Serum C-Telopeptide Collagen Crosslinks and Plasma Soluble VEGFR2 as Pharmacodynamic Biomarkers in a Trial of Sequentially Administered Sunitinib and Cilengitide

Peter H. O'Donnell, Sanja Karovic, Theodore G. Karrison, Linda Janisch, Matthew R. Levine, Pamela J. Harris, Blase N. Polite, Ezra E.W. Cohen, Gini F. Fleming, Mark J. Ratain, Michael L. Maitland

Fit-for-purpose pharmacodynamic biomarkers could expedite development of combination anti-angiogenic regimens. Plasma sVEGFR2 concentrations ([sVEGFR2]) mark sunitinib effects on the systemic vasculature.
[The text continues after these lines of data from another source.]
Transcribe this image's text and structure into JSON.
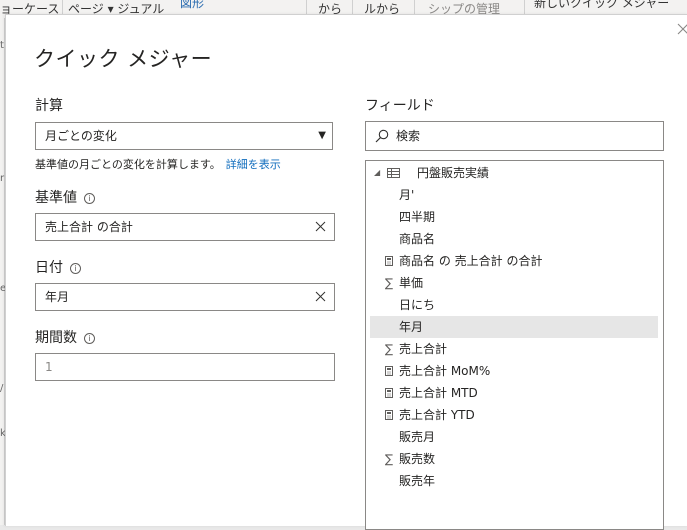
{
  "ribbon": {
    "items": [
      "ョーケース",
      "ページ ▾ ジュアル",
      "図形",
      "から",
      "ルから",
      "シップの管理",
      "新しいクイック メジャー"
    ]
  },
  "dialog": {
    "title": "クイック メジャー",
    "close_label": "×"
  },
  "calculation": {
    "label": "計算",
    "selected": "月ごとの変化",
    "description": "基準値の月ごとの変化を計算します。",
    "details_link": "詳細を表示"
  },
  "base_value": {
    "label": "基準値",
    "value": "売上合計 の合計"
  },
  "date": {
    "label": "日付",
    "value": "年月"
  },
  "periods": {
    "label": "期間数",
    "value": "1"
  },
  "fields": {
    "label": "フィールド",
    "search_placeholder": "検索",
    "table_name": "円盤販売実績",
    "items": [
      {
        "label": "月'",
        "icon": "none"
      },
      {
        "label": "四半期",
        "icon": "none"
      },
      {
        "label": "商品名",
        "icon": "none"
      },
      {
        "label": "商品名 の 売上合計 の合計",
        "icon": "calculator-icon"
      },
      {
        "label": "単価",
        "icon": "sigma-icon"
      },
      {
        "label": "日にち",
        "icon": "none"
      },
      {
        "label": "年月",
        "icon": "none",
        "selected": true
      },
      {
        "label": "売上合計",
        "icon": "sigma-icon"
      },
      {
        "label": "売上合計 MoM%",
        "icon": "calculator-icon"
      },
      {
        "label": "売上合計 MTD",
        "icon": "calculator-icon"
      },
      {
        "label": "売上合計 YTD",
        "icon": "calculator-icon"
      },
      {
        "label": "販売月",
        "icon": "none"
      },
      {
        "label": "販売数",
        "icon": "sigma-icon"
      },
      {
        "label": "販売年",
        "icon": "none"
      }
    ]
  }
}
We hypothesized that cilengitide would impair microvasculature recovery during sunitinib withdrawal and could be detected through changes in [sVEGFR2]. Advanced solid tumor patients received sunitinib 50 mg daily for 14 days. For the next 14 days, patients were randomized to Arm A (cilengitide 2000 mg administered intravenously twice weekly (BIW)), or Arm B (no treatment). The primary endpoint was change in [sVEGFR2] between Day 14 and Day 28. A candidate pharmacodynamic biomarker of cilengitide inhibition of integrin αvβ3, serum c-telopeptide collagen crosslinks (CTx), was also measured. Of 21 patients, 14 (7/arm) received all treatments without interruption and had all blood samples available for analysis. The mean change and standard deviation of [sVEGFR2] for all sunitinib-treated patients was consistent with previous data. There was no significant difference in the mean change in [sVEGFR2] from Day 14 to Day 28 between the arms (Arm A: 2.8 ng/mL [95% CI 2.1, 3.6] vs. Arm B: 2.0 ng/mL [95% CI 0.72, 3.4] P = 0.22, two sample t test). Additional analyses suggested: 1) prior bevacizumab therapy to be associated with unusually low baseline [sVEGFR2], and 2) sunitinib causes measurable changes in CTx. Cilengitide had no measurable effects on any circulating biomarkers. Sunitinib caused measurable declines in serum CTx. The properties of [sVEGFR2] and CTx observed in this study inform the design of future combination anti-angiogenic therapy trials.